Tweak Makes Big Difference For Cox
Third baseman surged in the second half
ST. LOUIS—After a slow start to his first taste of Double-A, first-round pick Zack Cox had a second-half surge that featured improvement in all of his stats.
All it took was becoming more upright.
Cox, the 25th overall pick in the 2010 draft, hit .335/.388/.500 in the second half of the season with Double-A Springfield after he and coaches worked to correct his stance at the plate. Cox had been bending at the waist and foiling his ability to get to inside pitches. Hitting coach Phil Wellman saw the hole in Cox's swing while throwing him soft toss, and figured if he could tie up the lefthanded-hitting Cox with a lob inside, a pitcher could certainly do the same with a fastball.
"When they find a weakness they're able to exploit it a little bit more at this level," Wellman explained during the season. "If you have a flaw, they will use it."
After a promotion from high Class A Palm Beach, Cox struggled in his first full month at Springfield, batting .180/.239/.250 with 25 strikeouts in 100 at-bats during June. He had fallen in the habit of bending to increase his reach to the outside portion of the plate, where he had grown accustomed to being pitched. Double-A opponents started firing inside, and Cox couldn't clear his body to get access to that side of the strike zone.

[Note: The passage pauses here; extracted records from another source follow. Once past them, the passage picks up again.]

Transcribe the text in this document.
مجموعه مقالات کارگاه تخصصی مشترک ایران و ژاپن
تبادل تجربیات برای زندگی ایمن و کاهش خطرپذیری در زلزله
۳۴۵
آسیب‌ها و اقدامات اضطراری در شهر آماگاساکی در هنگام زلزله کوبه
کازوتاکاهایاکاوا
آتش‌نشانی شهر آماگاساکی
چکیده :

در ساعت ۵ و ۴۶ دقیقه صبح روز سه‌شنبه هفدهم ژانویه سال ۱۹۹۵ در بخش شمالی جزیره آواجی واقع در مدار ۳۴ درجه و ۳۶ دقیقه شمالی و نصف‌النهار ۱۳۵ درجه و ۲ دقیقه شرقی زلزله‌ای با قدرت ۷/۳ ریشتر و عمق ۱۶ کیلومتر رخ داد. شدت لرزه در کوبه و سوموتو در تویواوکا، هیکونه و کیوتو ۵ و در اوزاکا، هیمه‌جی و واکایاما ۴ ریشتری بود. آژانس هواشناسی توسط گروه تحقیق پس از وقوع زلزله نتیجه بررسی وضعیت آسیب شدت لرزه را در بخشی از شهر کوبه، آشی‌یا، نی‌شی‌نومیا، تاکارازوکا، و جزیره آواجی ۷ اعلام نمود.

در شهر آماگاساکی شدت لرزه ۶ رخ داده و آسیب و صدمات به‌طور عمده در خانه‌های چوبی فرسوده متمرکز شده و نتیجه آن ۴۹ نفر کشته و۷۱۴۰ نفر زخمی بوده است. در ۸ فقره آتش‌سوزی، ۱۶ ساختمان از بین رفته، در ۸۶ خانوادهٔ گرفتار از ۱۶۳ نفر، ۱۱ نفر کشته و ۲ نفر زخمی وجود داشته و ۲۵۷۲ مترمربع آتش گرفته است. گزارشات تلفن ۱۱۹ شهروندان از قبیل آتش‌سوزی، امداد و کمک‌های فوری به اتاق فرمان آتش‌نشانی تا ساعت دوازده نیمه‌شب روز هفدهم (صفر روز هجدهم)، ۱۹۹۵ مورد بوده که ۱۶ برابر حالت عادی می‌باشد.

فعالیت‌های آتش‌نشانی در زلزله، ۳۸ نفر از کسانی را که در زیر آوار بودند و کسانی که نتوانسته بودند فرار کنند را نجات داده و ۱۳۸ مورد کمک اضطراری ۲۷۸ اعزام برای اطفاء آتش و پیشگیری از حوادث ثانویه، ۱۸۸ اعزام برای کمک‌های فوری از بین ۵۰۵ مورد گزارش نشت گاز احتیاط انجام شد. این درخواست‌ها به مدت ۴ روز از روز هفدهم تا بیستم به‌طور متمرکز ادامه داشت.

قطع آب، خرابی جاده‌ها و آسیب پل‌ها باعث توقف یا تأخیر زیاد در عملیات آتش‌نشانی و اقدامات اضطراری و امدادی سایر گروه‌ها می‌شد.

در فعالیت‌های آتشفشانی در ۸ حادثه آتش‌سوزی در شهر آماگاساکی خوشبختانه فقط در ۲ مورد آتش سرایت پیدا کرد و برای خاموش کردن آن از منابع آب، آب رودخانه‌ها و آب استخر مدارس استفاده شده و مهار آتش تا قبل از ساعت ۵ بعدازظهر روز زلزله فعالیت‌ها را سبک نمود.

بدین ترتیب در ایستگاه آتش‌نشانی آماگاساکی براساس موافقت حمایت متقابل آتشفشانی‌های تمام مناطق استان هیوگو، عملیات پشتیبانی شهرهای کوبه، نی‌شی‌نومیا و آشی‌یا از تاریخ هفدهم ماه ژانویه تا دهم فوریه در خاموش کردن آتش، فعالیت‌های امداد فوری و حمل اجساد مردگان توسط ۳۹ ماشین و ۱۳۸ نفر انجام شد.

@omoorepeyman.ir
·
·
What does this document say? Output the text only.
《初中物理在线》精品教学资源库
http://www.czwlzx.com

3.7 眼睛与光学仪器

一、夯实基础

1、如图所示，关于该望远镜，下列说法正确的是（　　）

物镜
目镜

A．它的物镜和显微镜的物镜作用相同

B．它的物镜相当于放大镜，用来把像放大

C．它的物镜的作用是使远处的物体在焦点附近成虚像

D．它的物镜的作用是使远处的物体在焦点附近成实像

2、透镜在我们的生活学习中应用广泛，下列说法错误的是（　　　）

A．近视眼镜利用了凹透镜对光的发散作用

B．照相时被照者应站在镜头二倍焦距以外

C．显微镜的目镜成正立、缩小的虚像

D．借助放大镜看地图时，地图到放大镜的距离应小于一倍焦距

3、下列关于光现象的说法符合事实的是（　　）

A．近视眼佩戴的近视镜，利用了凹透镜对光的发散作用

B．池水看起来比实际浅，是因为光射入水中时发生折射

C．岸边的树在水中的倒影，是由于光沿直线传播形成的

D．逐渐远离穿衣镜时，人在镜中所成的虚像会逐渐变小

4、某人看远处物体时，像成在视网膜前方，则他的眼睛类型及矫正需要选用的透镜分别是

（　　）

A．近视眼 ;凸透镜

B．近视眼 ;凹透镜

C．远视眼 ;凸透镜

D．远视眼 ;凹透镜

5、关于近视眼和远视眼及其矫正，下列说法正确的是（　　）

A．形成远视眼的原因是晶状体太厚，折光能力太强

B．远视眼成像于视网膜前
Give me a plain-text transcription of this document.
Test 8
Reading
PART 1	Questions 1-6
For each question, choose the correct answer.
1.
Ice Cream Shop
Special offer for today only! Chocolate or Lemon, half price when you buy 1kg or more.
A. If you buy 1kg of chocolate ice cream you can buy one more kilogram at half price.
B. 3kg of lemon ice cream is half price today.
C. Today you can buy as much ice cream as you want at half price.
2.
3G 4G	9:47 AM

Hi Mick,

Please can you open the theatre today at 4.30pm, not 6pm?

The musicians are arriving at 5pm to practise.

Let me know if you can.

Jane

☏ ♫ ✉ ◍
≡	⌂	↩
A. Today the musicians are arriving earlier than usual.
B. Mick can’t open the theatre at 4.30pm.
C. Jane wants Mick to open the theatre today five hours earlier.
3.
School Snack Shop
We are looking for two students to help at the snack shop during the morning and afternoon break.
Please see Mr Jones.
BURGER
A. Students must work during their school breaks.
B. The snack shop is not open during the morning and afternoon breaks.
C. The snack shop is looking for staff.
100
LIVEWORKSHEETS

Such lessons greeted Cox throughout his time at Double-A. In the field, he concentrated on his footwork at third base, which included modifying a hop he had while each pitch was being delivered.
Cox could return to Double-A at the beginning of 2012. His second-half surge buoyed his line to .306/.363/.434 in his first full season in pro ball and positions him for Triple-A before his second option year ends.
"I never felt overwhelmed," Cox said about his turn in Double-A.
• The first three candidates the Cardinals interviewed to replace retired manager Tony La Russa all had ties to the organization's minor league system: Chris Maloney, the Triple-A Memphis manager, had spent 17 years in the system as a coach and manager; Joe McEwing was a Cardinals draft pick who played seven years in the minors before his debut; and Mike Matheny, a Gold Glove-winning catcher, had recently spent time as a special instructor.
• Among the players eligible to become minor league free agents this season is Daryl Jones, who was the organization's 2008 player of the year and top-rated position player. Jones has struggled since with knee troubles, and he finished the year in Springfield hitting .260/.360/.400 in 100 games between Double- and Triple-A.